Below you’ll find concise sections and descriptions to get started with using SegMantX.
Use the links below to visit the full manual of SegMantX’s modules:
Core modules:
Optional modules (and help):
SegMantX is bioinformatics tool intially designed for chaining local alignments from a self-sequence alignment towards the detection of DNA duplications in genomic sequences. The application purposes of SegMantX are:
SegMantX’s suggested workflow (only) requires a (genomic) nucleotide sequence in FASTA-format. SegMantX’s workflow integrates BLASTn to compute local alignments as seeds for the chaining process.
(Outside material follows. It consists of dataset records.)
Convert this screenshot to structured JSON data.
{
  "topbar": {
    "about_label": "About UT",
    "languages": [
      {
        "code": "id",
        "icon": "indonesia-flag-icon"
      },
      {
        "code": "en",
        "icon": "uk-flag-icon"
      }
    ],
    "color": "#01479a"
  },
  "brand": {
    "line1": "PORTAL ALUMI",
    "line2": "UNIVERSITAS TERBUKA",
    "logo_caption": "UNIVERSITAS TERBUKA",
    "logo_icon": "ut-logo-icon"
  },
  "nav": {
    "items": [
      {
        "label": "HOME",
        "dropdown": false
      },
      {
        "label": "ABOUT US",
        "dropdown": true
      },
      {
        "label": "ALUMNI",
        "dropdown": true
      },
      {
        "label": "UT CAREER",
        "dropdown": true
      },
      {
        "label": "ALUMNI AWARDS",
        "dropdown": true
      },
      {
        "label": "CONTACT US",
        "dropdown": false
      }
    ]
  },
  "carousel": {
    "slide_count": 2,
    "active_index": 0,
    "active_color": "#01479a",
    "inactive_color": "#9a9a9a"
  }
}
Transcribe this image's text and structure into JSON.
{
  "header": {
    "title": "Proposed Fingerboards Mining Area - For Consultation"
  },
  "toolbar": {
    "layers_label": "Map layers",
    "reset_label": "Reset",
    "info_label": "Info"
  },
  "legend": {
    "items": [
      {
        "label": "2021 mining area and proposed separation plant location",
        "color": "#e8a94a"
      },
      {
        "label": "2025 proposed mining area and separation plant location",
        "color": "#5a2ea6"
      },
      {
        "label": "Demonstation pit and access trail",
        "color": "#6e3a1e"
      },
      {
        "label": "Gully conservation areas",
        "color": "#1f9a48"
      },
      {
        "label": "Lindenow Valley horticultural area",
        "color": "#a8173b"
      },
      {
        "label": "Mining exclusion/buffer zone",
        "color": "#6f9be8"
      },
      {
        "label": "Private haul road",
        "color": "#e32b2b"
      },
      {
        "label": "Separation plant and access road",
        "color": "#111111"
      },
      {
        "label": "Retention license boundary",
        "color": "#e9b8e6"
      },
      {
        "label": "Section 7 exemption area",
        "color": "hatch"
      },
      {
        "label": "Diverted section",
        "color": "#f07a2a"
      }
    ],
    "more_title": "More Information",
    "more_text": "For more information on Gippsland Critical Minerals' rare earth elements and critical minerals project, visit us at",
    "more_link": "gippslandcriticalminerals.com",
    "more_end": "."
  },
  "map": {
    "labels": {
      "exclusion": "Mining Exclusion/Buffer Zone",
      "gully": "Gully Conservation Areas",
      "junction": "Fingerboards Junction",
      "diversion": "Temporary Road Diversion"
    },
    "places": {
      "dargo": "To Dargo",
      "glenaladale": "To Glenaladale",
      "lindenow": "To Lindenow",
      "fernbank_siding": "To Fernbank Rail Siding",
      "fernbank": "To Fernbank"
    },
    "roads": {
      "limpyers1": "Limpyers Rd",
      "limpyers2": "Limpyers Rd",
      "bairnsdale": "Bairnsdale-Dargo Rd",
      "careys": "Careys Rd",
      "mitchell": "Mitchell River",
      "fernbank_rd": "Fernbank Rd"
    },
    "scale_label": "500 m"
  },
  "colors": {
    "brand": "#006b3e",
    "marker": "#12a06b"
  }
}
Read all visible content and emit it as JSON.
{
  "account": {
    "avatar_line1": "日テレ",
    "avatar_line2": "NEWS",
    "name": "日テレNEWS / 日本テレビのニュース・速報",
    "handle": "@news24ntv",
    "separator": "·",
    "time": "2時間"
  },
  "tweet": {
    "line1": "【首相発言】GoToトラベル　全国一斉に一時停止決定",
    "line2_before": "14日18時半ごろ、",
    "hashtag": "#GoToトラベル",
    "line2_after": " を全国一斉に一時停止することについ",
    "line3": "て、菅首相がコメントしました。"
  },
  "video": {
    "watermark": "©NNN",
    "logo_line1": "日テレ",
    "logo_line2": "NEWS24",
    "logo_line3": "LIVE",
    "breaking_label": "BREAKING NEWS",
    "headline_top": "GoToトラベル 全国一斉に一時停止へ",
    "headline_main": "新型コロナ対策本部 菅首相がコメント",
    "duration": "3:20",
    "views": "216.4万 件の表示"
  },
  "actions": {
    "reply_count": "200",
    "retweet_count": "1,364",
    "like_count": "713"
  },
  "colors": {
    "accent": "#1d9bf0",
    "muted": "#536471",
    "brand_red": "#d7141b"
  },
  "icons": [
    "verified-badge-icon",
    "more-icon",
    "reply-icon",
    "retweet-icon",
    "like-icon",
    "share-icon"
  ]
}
Alternatively, the generation of local alignments using BLASTn is optional as the chaining modules accept any input (i.e., seed or alignment coordinates) that provide the following exemplified data:
Query start | Query end | Subject start | Subject end | Percent sequence identity |
---|---|---|---|---|
133470 | 147930 | 64534 | 78969 | 95.1 |
… | … | … | … | … |
329875 | 330416 | 326586 | 327127 | 93 |
Hint: Chaining local alignments on sequences that are characterized by a circular sequence topology require alignment (coordinate) input data retrieved from an alignment where circular sequences where concatenated with themselves in FASTA-format.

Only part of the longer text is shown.